Seit dem Ukraine-Überfall wohnt eine ukrainische Familie in seinem Haus. Und als sich eine Initiative bildet, die das Gelände sondiert, um Edward Snowden Asyl in der Schweiz zu gewähren, wer ist dabei?
Und wer führt das Wort, als 2020 „848 Petitionäre verlangen, dass die Gemeinde eine gemeindeeigene Beiz mit einem Pächter aus Erlenbach besetzt“? (Es geht um die Gastronomie im Schiffwartehäuschen in seinem Heimatort Erlenbach am Zürichsee; Tina Turner wohnte unweit, desweiteren Nils Wogram und Roger Federer).
Als im vergangenen Jahr eine junge Frau, deutlich unter zwanzig, eine große Demonstration in Zürich organisiert, da ist Christian sichtlich stolz, als man ihn darauf hinweist, dass in seinem ältesten Enkelkind eine gute Portion der Aufsässigkeit des Großvaters weiterlebt.
Christian gehörte in seiner Berliner Zeit zu denen, die Wolf Biermann in seiner legendären Wohnung in der Chausseestraße 131 aufsuchen konnten.
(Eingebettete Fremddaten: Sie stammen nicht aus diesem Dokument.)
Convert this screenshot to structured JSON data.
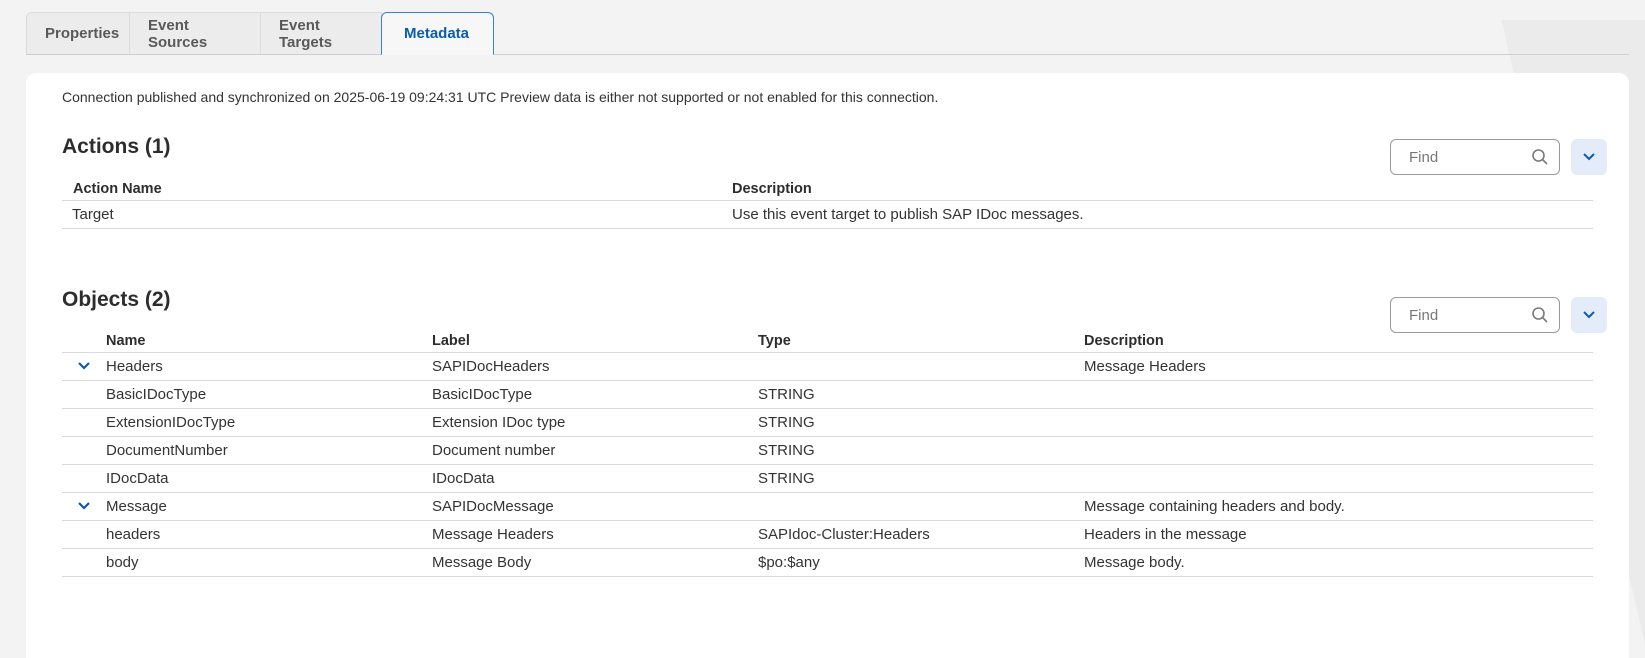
{
  "tabs": [
    {
      "label": "Properties"
    },
    {
      "label": "Event Sources"
    },
    {
      "label": "Event Targets"
    },
    {
      "label": "Metadata"
    }
  ],
  "status_text": "Connection published and synchronized on 2025-06-19 09:24:31 UTC Preview data is either not supported or not enabled for this connection.",
  "actions": {
    "title": "Actions (1)",
    "find_placeholder": "Find",
    "columns": {
      "name": "Action Name",
      "description": "Description"
    },
    "rows": [
      {
        "name": "Target",
        "description": "Use this event target to publish SAP IDoc messages."
      }
    ]
  },
  "objects": {
    "title": "Objects (2)",
    "find_placeholder": "Find",
    "columns": {
      "name": "Name",
      "label": "Label",
      "type": "Type",
      "description": "Description"
    },
    "rows": [
      {
        "name": "Headers",
        "label": "SAPIDocHeaders",
        "type": "",
        "description": "Message Headers",
        "expandable": true
      },
      {
        "name": "BasicIDocType",
        "label": "BasicIDocType",
        "type": "STRING",
        "description": ""
      },
      {
        "name": "ExtensionIDocType",
        "label": "Extension IDoc type",
        "type": "STRING",
        "description": ""
      },
      {
        "name": "DocumentNumber",
        "label": "Document number",
        "type": "STRING",
        "description": ""
      },
      {
        "name": "IDocData",
        "label": "IDocData",
        "type": "STRING",
        "description": ""
      },
      {
        "name": "Message",
        "label": "SAPIDocMessage",
        "type": "",
        "description": "Message containing headers and body.",
        "expandable": true
      },
      {
        "name": "headers",
        "label": "Message Headers",
        "type": "SAPIdoc-Cluster:Headers",
        "description": "Headers in the message"
      },
      {
        "name": "body",
        "label": "Message Body",
        "type": "$po:$any",
        "description": "Message body."
      }
    ]
  },
  "icons": {
    "find": "search-icon",
    "collapse": "chevron-down-icon"
  },
  "colors": {
    "accent": "#0b5cad",
    "chevron_button_bg": "#e3ecf8"
  }
}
Im November 2023 gelingt ihm die Reinszenierung des Zürcher Treffens von Biermann mit Franz Hohler vor zweimal ausverkauften Haus im Theater Rigliblick.

Lieber Chrigi! 
Obwohl ich von deinen Erkrankungen wusste, im Großen & Ganzen jedenfalls, trifft mich der Anlass für diesen Nachruf unvorbereitet. Ich schreibe ihn mit deiner Methode (wir hatten darüber gestritten): spontan, aus dem Moment heraus. In Trauer.
Ich hoffe, ich habe dich korrekt gezeichnet (wie ich dich sehe). Im Großen & Ganzen jedenfalls.

Seit Monaten liegt bei mir ein Buch, das ich für dich in einem deutschen Antiquariat erworben habe; vermutlich wegen der hohen Portokosten in die Schweiz, ich weiß es nicht mehr.
Adel S. EliasWer wirft den letzten Stein? Der lange Weg zum Frieden im Nahen Osten“, 1993. Ein alter, nach wie vor prophetischer Titel. In diesem Frühjahr, spätestens beim Schaffhausen Festival im Mai, wollte ich es überreichen.
Ich werde es zur Beerdigung am 2. Mai mitnehmen.
Apropos Schaffhausen. Ein Festival ohne den Rentsch.
Das können sich manche gar nicht vorstellen. Das müssen sie jetzt einüben.
Christian Rentsch, geboren am 30. Oktober 1945, verstorben am 12. April 2025 in Erlenbach bei Zürich. Er wurde 79 Jahre alt.